The Intersect facility allows research institutions such as the Australian Breast Cancer Tissue Bank to solve big data problems that involve geographically dispersed clinicians and research teams working with large amounts of data, searching for patterns that lead to new insights and, eventually, the development of new treatments and cures.
Dr. Ian Gibson
CEO, Intersect Australia
“The Intersect facility allows research institutions such as the Australian Breast Cancer Tissue Bank to solve big data problems that involve geographically dispersed clinicians and research teams working with large amounts of data, searching for patterns that lead to new insights and, eventually, the development of new treatments and cures,” Gibson explained.
The Data Repository of the Ecosystem Modelling and Scaling Infrastructure Facility (DR e-MAST) demonstrates the benefits of data-driven research for environmental monitoring. The data collection develops and assembles data sets for the improvement of models used for such applications as future climate scenarios and assessment of primary production, at a wide range of temporal and spatial scales, to help agricultural producers cope with the impact of climate change.
With 1 in 4 Australians born overseas, a project focusing on bilingualism in the bush helps investigate the language of immigrant families.
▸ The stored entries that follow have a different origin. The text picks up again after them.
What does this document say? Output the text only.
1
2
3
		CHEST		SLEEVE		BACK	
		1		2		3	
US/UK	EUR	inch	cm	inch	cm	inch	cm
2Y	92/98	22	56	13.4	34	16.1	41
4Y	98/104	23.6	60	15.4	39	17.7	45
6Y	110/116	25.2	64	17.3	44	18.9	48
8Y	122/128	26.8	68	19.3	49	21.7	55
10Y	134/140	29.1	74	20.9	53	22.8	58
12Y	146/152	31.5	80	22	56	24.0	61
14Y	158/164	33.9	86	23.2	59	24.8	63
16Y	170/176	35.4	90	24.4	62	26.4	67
It examines how the families in regional Australian centers maintain their children’s home languages in the absence of the critical mass of speakers, networks and resources found in metropolitan areas. The data collection consists of a growing volume of video and audio files stored on the Intersect facility. The objective of the research is to establish how families from multicultural backgrounds can best be supported through community and educational services. It aims to ensure that children grow up bilingual, with the attendant benefits of improved cognitive, social and academic skills.
Other projects using the Intersect facility rely on the technology platform to assist them in solving questions at the frontier of science. For example, the Archive of the Sydney School of Physics involves experimental, observational and high-performance computing (HPC) simulation of physical phenomena, from the minute scale of quantum physics to representations of the entire universe. Collections include Applied and Plasma Physics, CAASTRO (ARC Centre of Excellence for All-sky Astrophysics), Complex Systems, CUDOS (Centre for Ultrahigh-bandwidth Devices for Optical Systems), High Energy Physics, Integrated Sustainability Analysis, Medical Physics and the Sydney Institute for Astronomy.
Researchers at the school actively collaborate with colleagues at numerous Australian and international institutes, and the data in the Archive of Sydney School of Physics is crucial to these collaborations.
That complexity of information means Intersect has to manage specific requirements as data sets can consist of very small and extremely large files. Gibson said Intersect needed to create an automatic version of every data file, tier and examine that data as it is ingested into its facility, and then provide that data back to its research customers. “This was a vital component of the Hitachi technology as we have to ensure the researchers can quickly get hold of the data, and make that data available anywhere and anytime,” Gibson said.